Nick Spencer on the role of emotive stories in the assisted dying debate, and what role they should play. 24/10/2024
“I have to confess to you I’m finding the conversation a distressing one because of [its] tendency to look away from the situation and to deny the reality.”
So spoke Kit Malthouse MP during a discussion about assisted dying debate, run by the Religion Media Centre last week, in which I participated.
He was responding to points that I and others had made about some of the more theoretical issues underlying the debate: dignity, choice, social responsibility, religious duty, and the like.
His point, made with a little frustration but no rudeness, was that discussion about these matters is all well and good but fails to face the grim reality of people dying in despair and pain. “People are already killing themselves”, he explained. “Several hundred a year are blowing their brains out, taking overdoses… deciding to refuse treatment and starving themselves to death because they’re in such pain and agony.” The “willingness to look away from the horror story of the situation,” he concluded, “is quite distressing.”
A subsequent speaker did pick him up on this. Given that people who campaign against assisted dying usually support – indeed base many of their arguments on – palliative care, they can hardly be accused of looking away at the moment of people’s suffering.
But Malthouse’s comment did, albeit inadvertently, highlight one very important dimension of the assisted dying debate that merits attention.
Those arguing for assisted dying have many upsetting stories on which they can draw. Estimates of the number of people receiving palliative care but who still die in pain range vary. One study from 2019 calculated that of those who die in a hospice, an average of 13.4% experience some level of unrelieved pain (1.4% not at all relieved, and 12% only partially relieved). It’s an uncomfortable fact for those who argue against assisted dying and is made all the more so by the often tragic, and sometimes lurid, stories of people dying in despair, as well as pain, at the end of the life. I am, on balance, against legalising assisted dying (for reasons to be explored in later posts and in the forthcoming Theos report, The Meaning of Dignity). However, after having listened to such stories, I seriously teeter on the brink of changing my mind. Do I really want to be one of those people responsible for others dying in this way?
The problem with reaching the decision this way, however – dragged over to one side by the power of heart strings tugged – is that different stories, equally tragic, equally lurid, can easily drag you back to the other.

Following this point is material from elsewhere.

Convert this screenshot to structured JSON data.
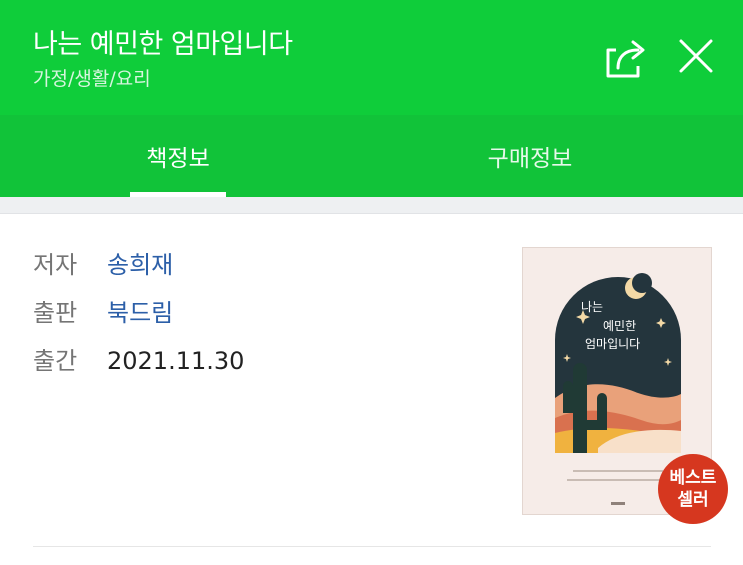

Take the story of the 71–year–old man from Canada who was told he was terminally ill with end–stage Chronic Obstructive Pulmonary Disease (COPD), offered Medical Assistance in Dying (MAiD), and euthanized within 48 hours of his first assessment but who, it was discovered on autopsy, did not in fact have COPD. Or the story of the 29–year–old Dutch woman who was granted euthanasia on the grounds of unbearable mental suffering, despite being in good physical health. Or the story of the Canadian man in his 40s with inflammatory bowel disease, socially isolated and addicted to opioids and alcohol, who was told about MAiD during a psychiatric assessment and driven to the location where he received an assisted death, without his family being consulted. If one set of awful stories pull you on to one side, another set will pull you back.
There are responses to such stories. For example, those in favour of assisted dying will say, yes, there are tragic and upsetting stories, but we can build in safeguards against such slippage. We don’t have to end up like Canada.
On the other side, those against it will say, yes, there are tragic and upsetting stories, but palliative medicine is good despite being chronically underfunded. Just think what palliative care might achieve if only we, as a society, decided seriously to invest in it. That was more or less the substance of Health Secretary Wes Streeting’s recent intervention against the bill.
And then there are responses to these responses. You probably already know them. More to the point, you can probably already guess the point I’m trying to make herе.
Tragic, upsetting stories are relevant to this discussion. They are part of the ‘legitimate evidence base’, if that isn’t too cold a term. We should not, we cannot, “look away from the horror story of the situation” as Kit Malthouse rightly said.
But nor should we allow such stories to make up our minds, as he was implying. Just as we cannot ignore the practical “evidence” – whether that is people dying in despair or being euthanised for being depressed or (not actually) ill – nor can we ignore the principles through which such evidence is interpreted. Questions of dignity, autonomy, responsibility and the like may seem, to some, unnecessarily abstract, but they are an essential part of the debate.
All this may seem obvious, but I fear it needs saying. It is precisely because personal tragedy makes such good journalistic copy, that there is a real and present danger that the debate will be decided by those who can tug at the heart strings most successfully. That, in itself, would be a tragedy. We owe it to ourselves to think about this issue, as well as just to feel it.